Compute the integral $I=\int_\gamma f(z)\,dz,\ $ where $f(z)=\frac{e^{z^2}}{z^2-6z}$ and $\gamma=\{z:|z-2|=3\}$.
I thought of using $$f(z_0)=\frac{1}{2\pi i}\int\frac{f(z_0)}{z-z_0}\,dz$$
Rewriting $$\int_\gamma\frac{e^{z^2}}{z^2-6z}=\int_\gamma\frac{e^{z^2}}{z(z-6)}=\int_\gamma\frac{\frac{e^{z^2}}{z}}{(z-6)} $$
The circumference $\gamma$ determines the domain in which we want the function $\frac{e^{z^2}}{z}$ to operate, which contains $(z-6)$.

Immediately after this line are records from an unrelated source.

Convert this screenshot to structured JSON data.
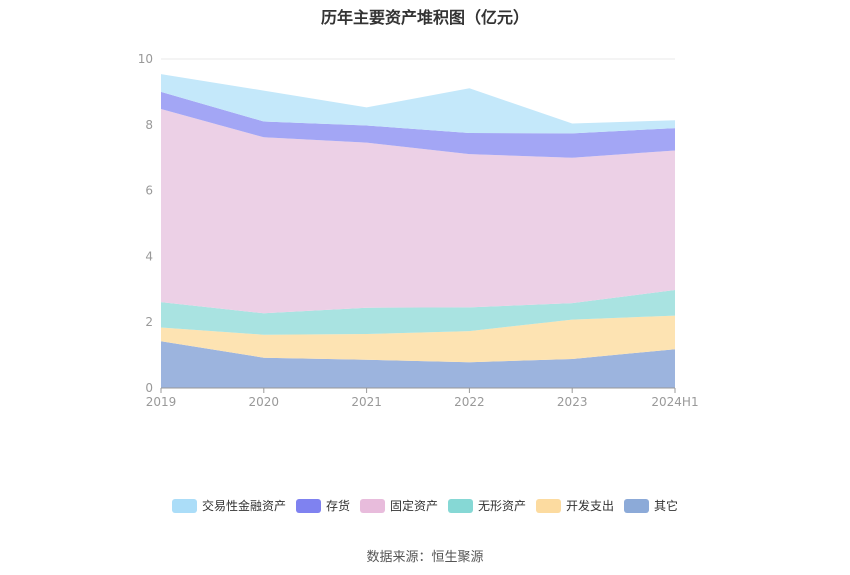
{
  "chart_data": {
    "type": "area",
    "stacked": true,
    "title": "历年主要资产堆积图（亿元）",
    "categories": [
      "2019",
      "2020",
      "2021",
      "2022",
      "2023",
      "2024H1"
    ],
    "ylim": [
      0,
      10
    ],
    "yticks": [
      "0",
      "2",
      "4",
      "6",
      "8",
      "10"
    ],
    "grid": true,
    "legend_position": "bottom",
    "series": [
      {
        "name": "其它",
        "color": "#9cb4de",
        "values": [
          1.42,
          0.92,
          0.86,
          0.78,
          0.88,
          1.18
        ]
      },
      {
        "name": "开发支出",
        "color": "#fde3b2",
        "values": [
          0.42,
          0.7,
          0.78,
          0.95,
          1.2,
          1.02
        ]
      },
      {
        "name": "无形资产",
        "color": "#a9e3e1",
        "values": [
          0.77,
          0.65,
          0.8,
          0.72,
          0.5,
          0.78
        ]
      },
      {
        "name": "固定资产",
        "color": "#ecd0e6",
        "values": [
          5.87,
          5.35,
          5.02,
          4.66,
          4.42,
          4.24
        ]
      },
      {
        "name": "存货",
        "color": "#a3a6f5",
        "values": [
          0.52,
          0.48,
          0.52,
          0.64,
          0.74,
          0.68
        ]
      },
      {
        "name": "交易性金融资产",
        "color": "#c4e8fa",
        "values": [
          0.54,
          0.94,
          0.55,
          1.36,
          0.3,
          0.24
        ]
      }
    ]
  },
  "legend": [
    {
      "name": "交易性金融资产",
      "color": "#abddf8"
    },
    {
      "name": "存货",
      "color": "#7f82f0"
    },
    {
      "name": "固定资产",
      "color": "#e8bcdc"
    },
    {
      "name": "无形资产",
      "color": "#86d8d5"
    },
    {
      "name": "开发支出",
      "color": "#fcdba0"
    },
    {
      "name": "其它",
      "color": "#8caad8"
    }
  ],
  "source": "数据来源：恒生聚源"
}
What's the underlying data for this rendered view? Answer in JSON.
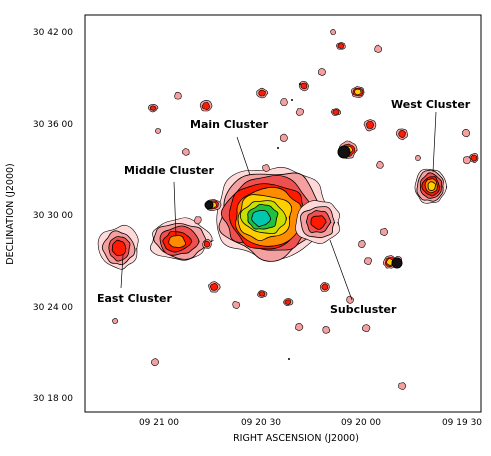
{
  "chart_data": {
    "type": "contour",
    "xlabel": "RIGHT ASCENSION  (J2000)",
    "ylabel": "DECLINATION  (J2000)",
    "x_ticks": [
      "09 21 00",
      "09 20 30",
      "09 20 00",
      "09 19 30"
    ],
    "y_ticks": [
      "30 42 00",
      "30 36 00",
      "30 30 00",
      "30 24 00",
      "30 18 00"
    ],
    "x_axis": "right ascension, increasing to the left",
    "annotations": [
      {
        "name": "main-cluster",
        "text": "Main Cluster"
      },
      {
        "name": "middle-cluster",
        "text": "Middle Cluster"
      },
      {
        "name": "west-cluster",
        "text": "West Cluster"
      },
      {
        "name": "east-cluster",
        "text": "East Cluster"
      },
      {
        "name": "subcluster",
        "text": "Subcluster"
      }
    ],
    "colormap": [
      "#ffd8d8",
      "#f4a0a0",
      "#ee5050",
      "#ff1a00",
      "#ff8c00",
      "#ffd000",
      "#c8e000",
      "#20c040",
      "#00c8b0"
    ],
    "grid": false,
    "legend": "none"
  }
}
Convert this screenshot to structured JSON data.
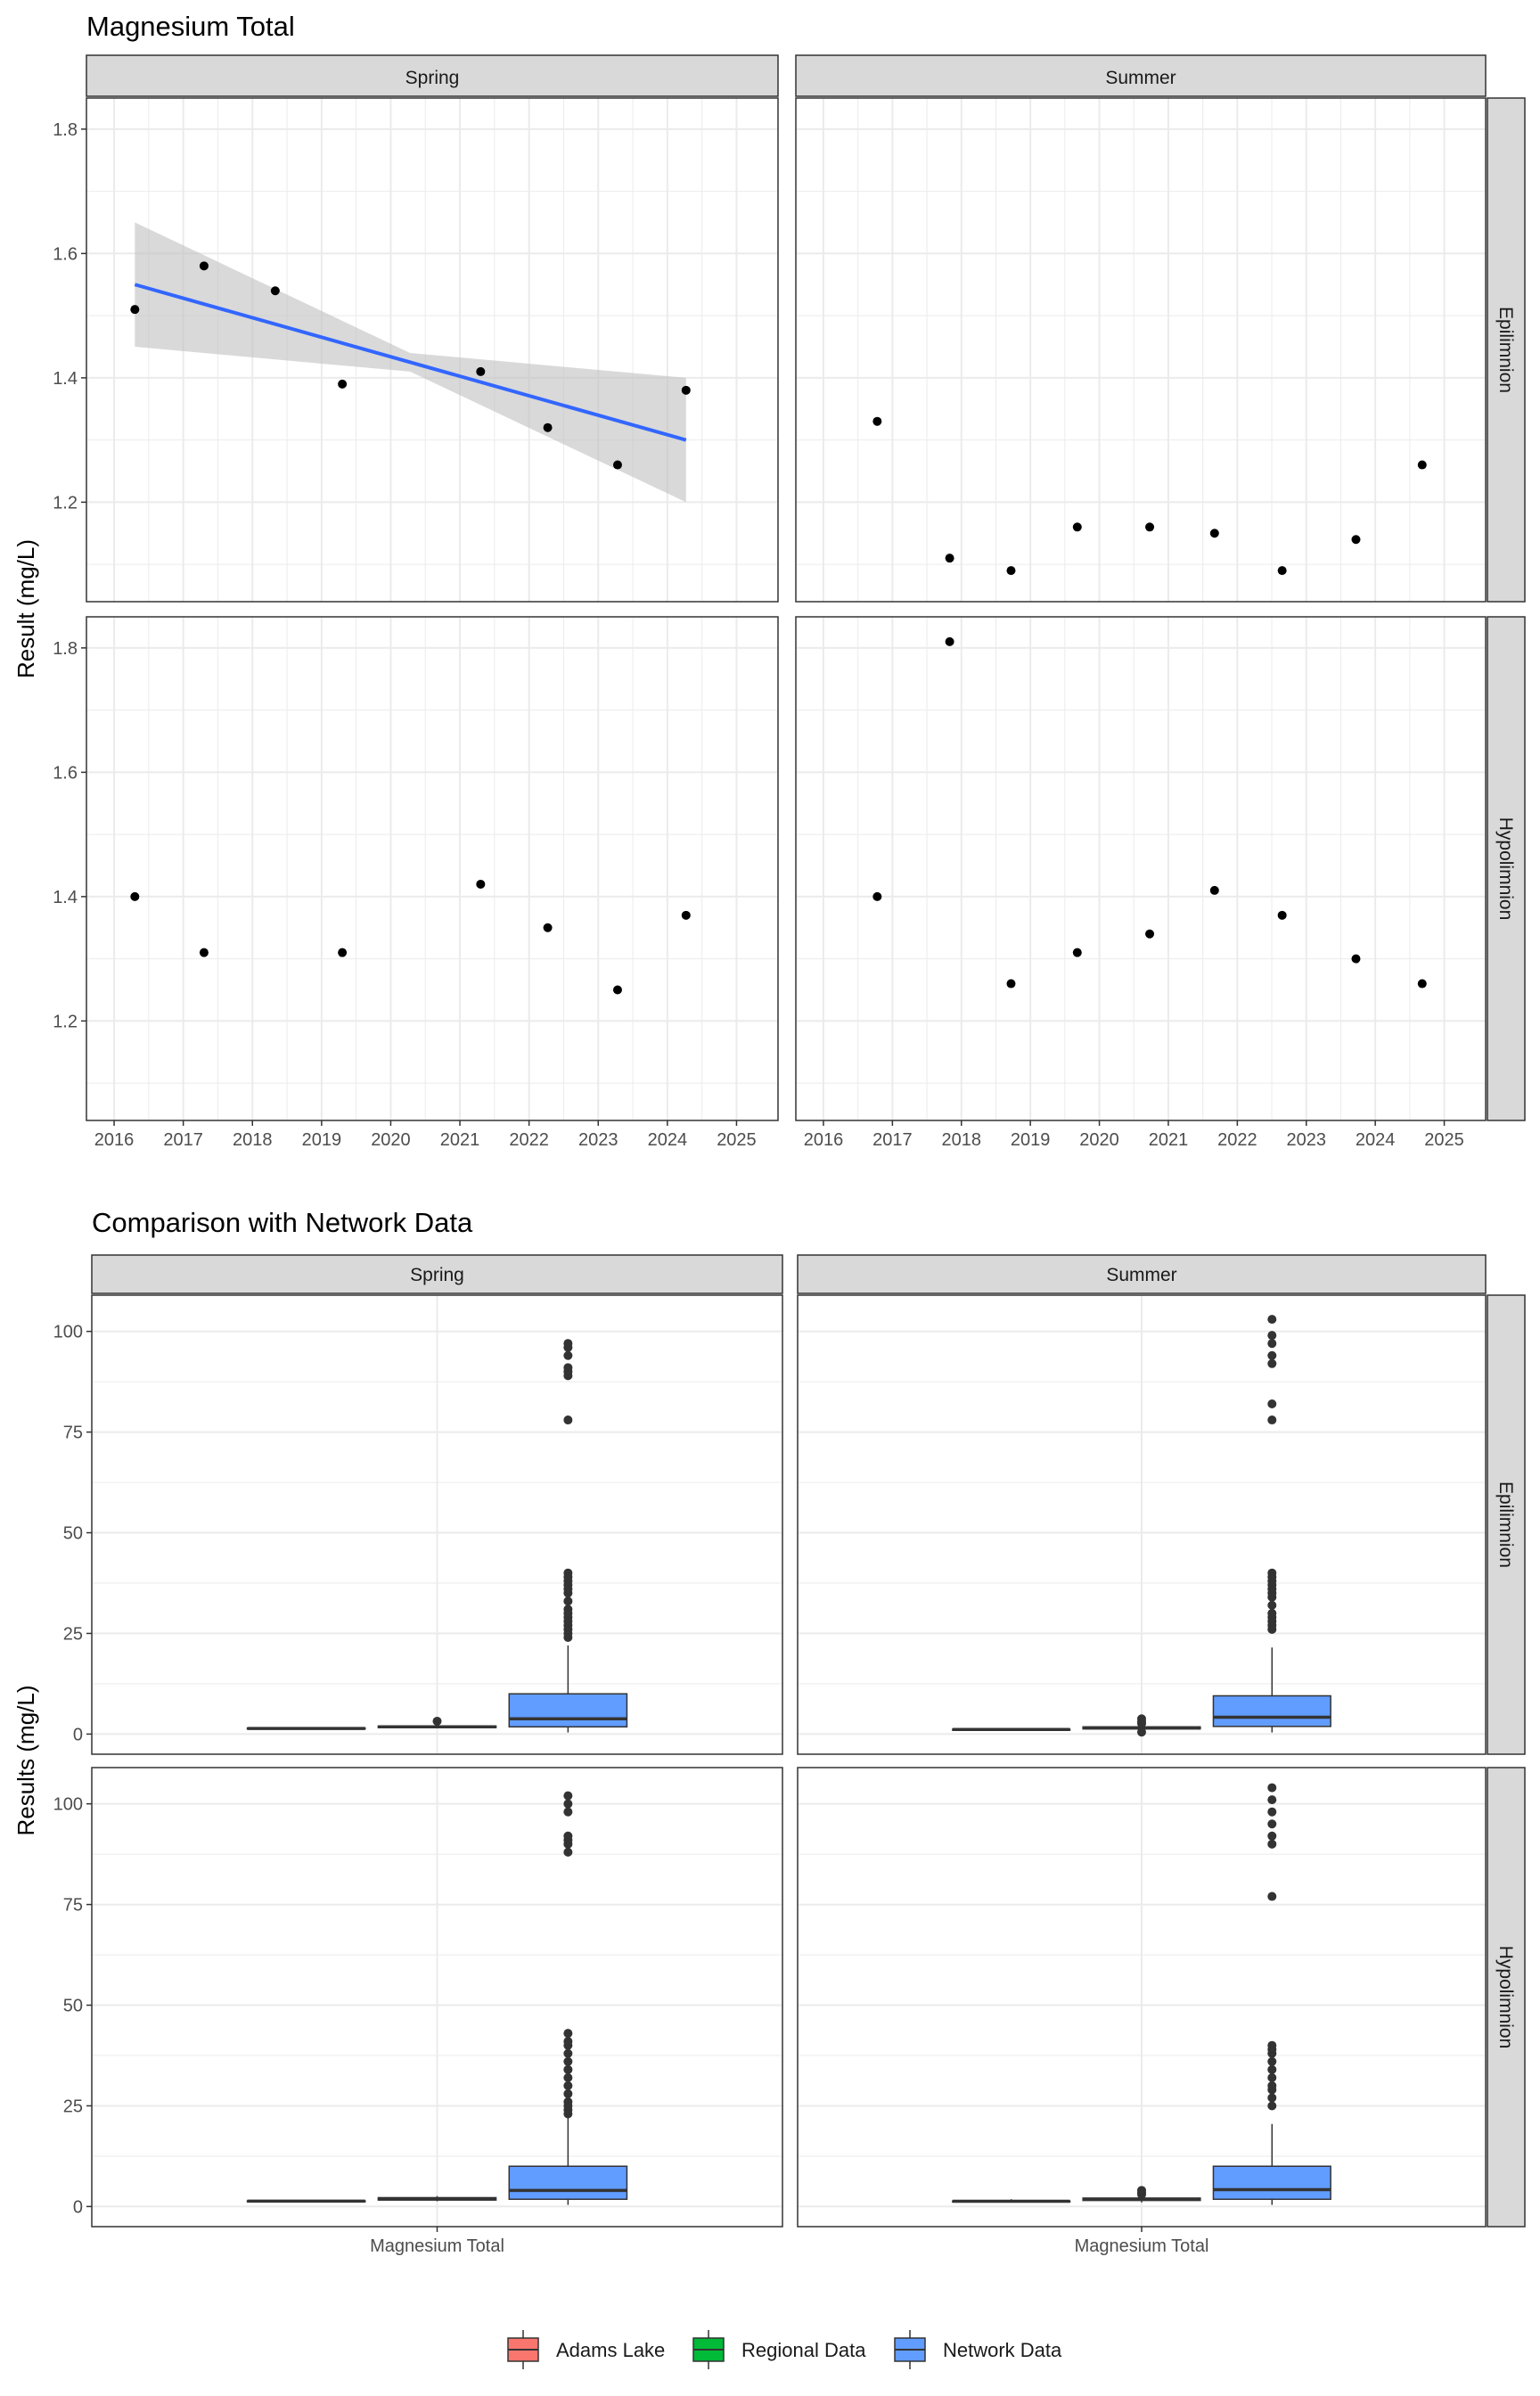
{
  "colors": {
    "panel_bg": "#ffffff",
    "grid": "#ebebeb",
    "strip_bg": "#d9d9d9",
    "border": "#333333",
    "point": "#000000",
    "trend_line": "#3366ff",
    "ribbon": "#bfbfbf",
    "axis_text": "#4d4d4d",
    "box_line": "#333333"
  },
  "chart_data": [
    {
      "type": "scatter",
      "title": "Magnesium Total",
      "ylabel": "Result (mg/L)",
      "xlabel": "",
      "col_facets": [
        "Spring",
        "Summer"
      ],
      "row_facets": [
        "Epilimnion",
        "Hypolimnion"
      ],
      "xlim": [
        2015.6,
        2025.6
      ],
      "ylim": [
        1.04,
        1.85
      ],
      "x_ticks": [
        2016,
        2017,
        2018,
        2019,
        2020,
        2021,
        2022,
        2023,
        2024,
        2025
      ],
      "x_tick_labels": [
        "2016",
        "2017",
        "2018",
        "2019",
        "2020",
        "2021",
        "2022",
        "2023",
        "2024",
        "2025"
      ],
      "y_ticks": [
        1.2,
        1.4,
        1.6,
        1.8
      ],
      "y_tick_labels": [
        "1.2",
        "1.4",
        "1.6",
        "1.8"
      ],
      "panels": [
        {
          "row": "Epilimnion",
          "col": "Spring",
          "points": [
            [
              2016.3,
              1.51
            ],
            [
              2017.3,
              1.58
            ],
            [
              2018.33,
              1.54
            ],
            [
              2019.3,
              1.39
            ],
            [
              2021.3,
              1.41
            ],
            [
              2022.27,
              1.32
            ],
            [
              2023.28,
              1.26
            ],
            [
              2024.27,
              1.38
            ]
          ],
          "trend": {
            "x": [
              2016.3,
              2024.27
            ],
            "y": [
              1.55,
              1.3
            ],
            "ci_lower": [
              1.45,
              1.2
            ],
            "ci_upper": [
              1.65,
              1.4
            ],
            "ci_mid": {
              "x": 2020.28,
              "lower": 1.41,
              "upper": 1.44
            }
          }
        },
        {
          "row": "Epilimnion",
          "col": "Summer",
          "points": [
            [
              2016.78,
              1.33
            ],
            [
              2017.83,
              1.11
            ],
            [
              2018.72,
              1.09
            ],
            [
              2019.68,
              1.16
            ],
            [
              2020.73,
              1.16
            ],
            [
              2021.67,
              1.15
            ],
            [
              2022.65,
              1.09
            ],
            [
              2023.72,
              1.14
            ],
            [
              2024.68,
              1.26
            ]
          ]
        },
        {
          "row": "Hypolimnion",
          "col": "Spring",
          "points": [
            [
              2016.3,
              1.4
            ],
            [
              2017.3,
              1.31
            ],
            [
              2019.3,
              1.31
            ],
            [
              2021.3,
              1.42
            ],
            [
              2022.27,
              1.35
            ],
            [
              2023.28,
              1.25
            ],
            [
              2024.27,
              1.37
            ]
          ]
        },
        {
          "row": "Hypolimnion",
          "col": "Summer",
          "points": [
            [
              2016.78,
              1.4
            ],
            [
              2017.83,
              1.81
            ],
            [
              2018.72,
              1.26
            ],
            [
              2019.68,
              1.31
            ],
            [
              2020.73,
              1.34
            ],
            [
              2021.67,
              1.41
            ],
            [
              2022.65,
              1.37
            ],
            [
              2023.72,
              1.3
            ],
            [
              2024.68,
              1.26
            ]
          ]
        }
      ]
    },
    {
      "type": "box",
      "title": "Comparison with Network Data",
      "ylabel": "Results (mg/L)",
      "xlabel": "",
      "category": "Magnesium Total",
      "col_facets": [
        "Spring",
        "Summer"
      ],
      "row_facets": [
        "Epilimnion",
        "Hypolimnion"
      ],
      "ylim": [
        -5,
        109
      ],
      "y_ticks": [
        0,
        25,
        50,
        75,
        100
      ],
      "y_tick_labels": [
        "0",
        "25",
        "50",
        "75",
        "100"
      ],
      "groups": [
        "Adams Lake",
        "Regional Data",
        "Network Data"
      ],
      "group_colors": [
        "#f8766d",
        "#00ba38",
        "#619cff"
      ],
      "legend_position": "bottom",
      "panels": [
        {
          "row": "Epilimnion",
          "col": "Spring",
          "boxes": [
            {
              "group": "Adams Lake",
              "q1": 1.3,
              "median": 1.4,
              "q3": 1.5,
              "lower": 1.25,
              "upper": 1.58,
              "outliers": []
            },
            {
              "group": "Regional Data",
              "q1": 1.6,
              "median": 1.8,
              "q3": 2.0,
              "lower": 1.4,
              "upper": 2.3,
              "outliers": [
                3.2
              ]
            },
            {
              "group": "Network Data",
              "q1": 1.8,
              "median": 3.8,
              "q3": 10.0,
              "lower": 0.4,
              "upper": 22,
              "outliers": [
                24,
                25,
                26,
                27,
                28,
                29,
                30,
                31,
                33,
                35,
                36,
                37,
                38,
                39,
                40,
                78,
                89,
                90,
                91,
                94,
                96,
                97
              ]
            }
          ]
        },
        {
          "row": "Epilimnion",
          "col": "Summer",
          "boxes": [
            {
              "group": "Adams Lake",
              "q1": 1.1,
              "median": 1.15,
              "q3": 1.2,
              "lower": 1.09,
              "upper": 1.33,
              "outliers": []
            },
            {
              "group": "Regional Data",
              "q1": 1.3,
              "median": 1.5,
              "q3": 1.8,
              "lower": 1.0,
              "upper": 2.2,
              "outliers": [
                0.5,
                2.6,
                3.1,
                3.8
              ]
            },
            {
              "group": "Network Data",
              "q1": 1.9,
              "median": 4.2,
              "q3": 9.5,
              "lower": 0.4,
              "upper": 21.5,
              "outliers": [
                26,
                27,
                28,
                29,
                30,
                32,
                34,
                35,
                36,
                37,
                38,
                39,
                40,
                78,
                82,
                92,
                94,
                97,
                99,
                103
              ]
            }
          ]
        },
        {
          "row": "Hypolimnion",
          "col": "Spring",
          "boxes": [
            {
              "group": "Adams Lake",
              "q1": 1.3,
              "median": 1.35,
              "q3": 1.4,
              "lower": 1.25,
              "upper": 1.42,
              "outliers": []
            },
            {
              "group": "Regional Data",
              "q1": 1.6,
              "median": 1.9,
              "q3": 2.2,
              "lower": 1.3,
              "upper": 2.6,
              "outliers": []
            },
            {
              "group": "Network Data",
              "q1": 1.8,
              "median": 4.0,
              "q3": 10.0,
              "lower": 0.4,
              "upper": 22.5,
              "outliers": [
                23,
                24,
                25,
                26,
                28,
                30,
                32,
                34,
                36,
                38,
                40,
                41,
                43,
                88,
                90,
                91,
                92,
                98,
                100,
                102
              ]
            }
          ]
        },
        {
          "row": "Hypolimnion",
          "col": "Summer",
          "boxes": [
            {
              "group": "Adams Lake",
              "q1": 1.2,
              "median": 1.3,
              "q3": 1.35,
              "lower": 1.2,
              "upper": 1.81,
              "outliers": []
            },
            {
              "group": "Regional Data",
              "q1": 1.5,
              "median": 1.8,
              "q3": 2.1,
              "lower": 1.0,
              "upper": 2.4,
              "outliers": [
                3.0,
                3.5,
                4.0
              ]
            },
            {
              "group": "Network Data",
              "q1": 1.8,
              "median": 4.2,
              "q3": 10.0,
              "lower": 0.4,
              "upper": 20.5,
              "outliers": [
                25,
                27,
                29,
                30,
                32,
                34,
                36,
                38,
                39,
                40,
                77,
                90,
                92,
                95,
                98,
                101,
                104
              ]
            }
          ]
        }
      ]
    }
  ]
}
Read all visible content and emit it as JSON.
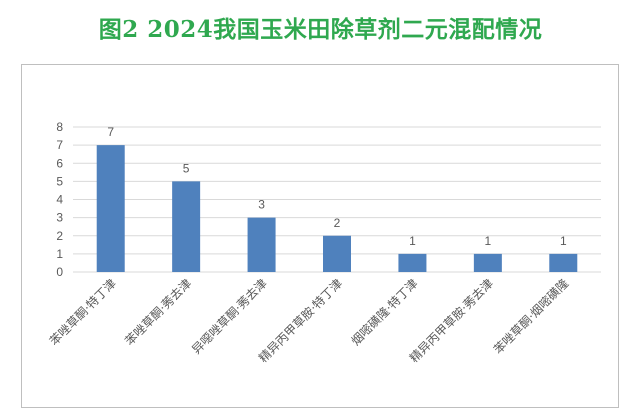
{
  "title": "图2  2024我国玉米田除草剂二元混配情况",
  "colors": {
    "title": "#2fa84f",
    "bar": "#4f81bd",
    "grid": "#d9d9d9",
    "axis_text": "#595959"
  },
  "chart_data": {
    "type": "bar",
    "title": "图2  2024我国玉米田除草剂二元混配情况",
    "xlabel": "",
    "ylabel": "",
    "ylim": [
      0,
      8
    ],
    "yticks": [
      0,
      1,
      2,
      3,
      4,
      5,
      6,
      7,
      8
    ],
    "grid": true,
    "legend": "none",
    "data_labels": true,
    "categories": [
      "苯唑草酮·特丁津",
      "苯唑草酮·莠去津",
      "异噁唑草酮·莠去津",
      "精异丙甲草胺·特丁津",
      "烟嘧磺隆·特丁津",
      "精异丙甲草胺·莠去津",
      "苯唑草酮·烟嘧磺隆"
    ],
    "values": [
      7,
      5,
      3,
      2,
      1,
      1,
      1
    ]
  }
}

So the applying the Cauchy formula:
$$\int f(z)\,dz=\pi i\frac{e^{6^2}}{3} $$
However the solution states the value of integral is $\frac{-\pi i}{3}\cdot$
Question:
What am I doing wrong?
Thanks in advance!
The point $z=0$ is contained in the contour $\{z:|z-2|\le3\}$ and thus the integral is equivalent to $$2\pi i\,{\rm{Res}}_{z=0} zf(z)=2\pi i\cdot\frac{e^{0^2}}{0-6}=-\frac{\pi i}3.$$ The point $z=6$ is outside this contour so it is not a singularity that concerns us in this question.
The correct step in your working should be $$\int_\gamma\frac{e^{z^2}}{z^2-6z}\,dx=\int_\gamma\frac{\frac{e^{z^2}}{z-6}}{z}\,dz=2\pi i\left(\frac{e^{z^2}}{z-6}\right)\bigg|_{z=0}$$ from which the same result follows.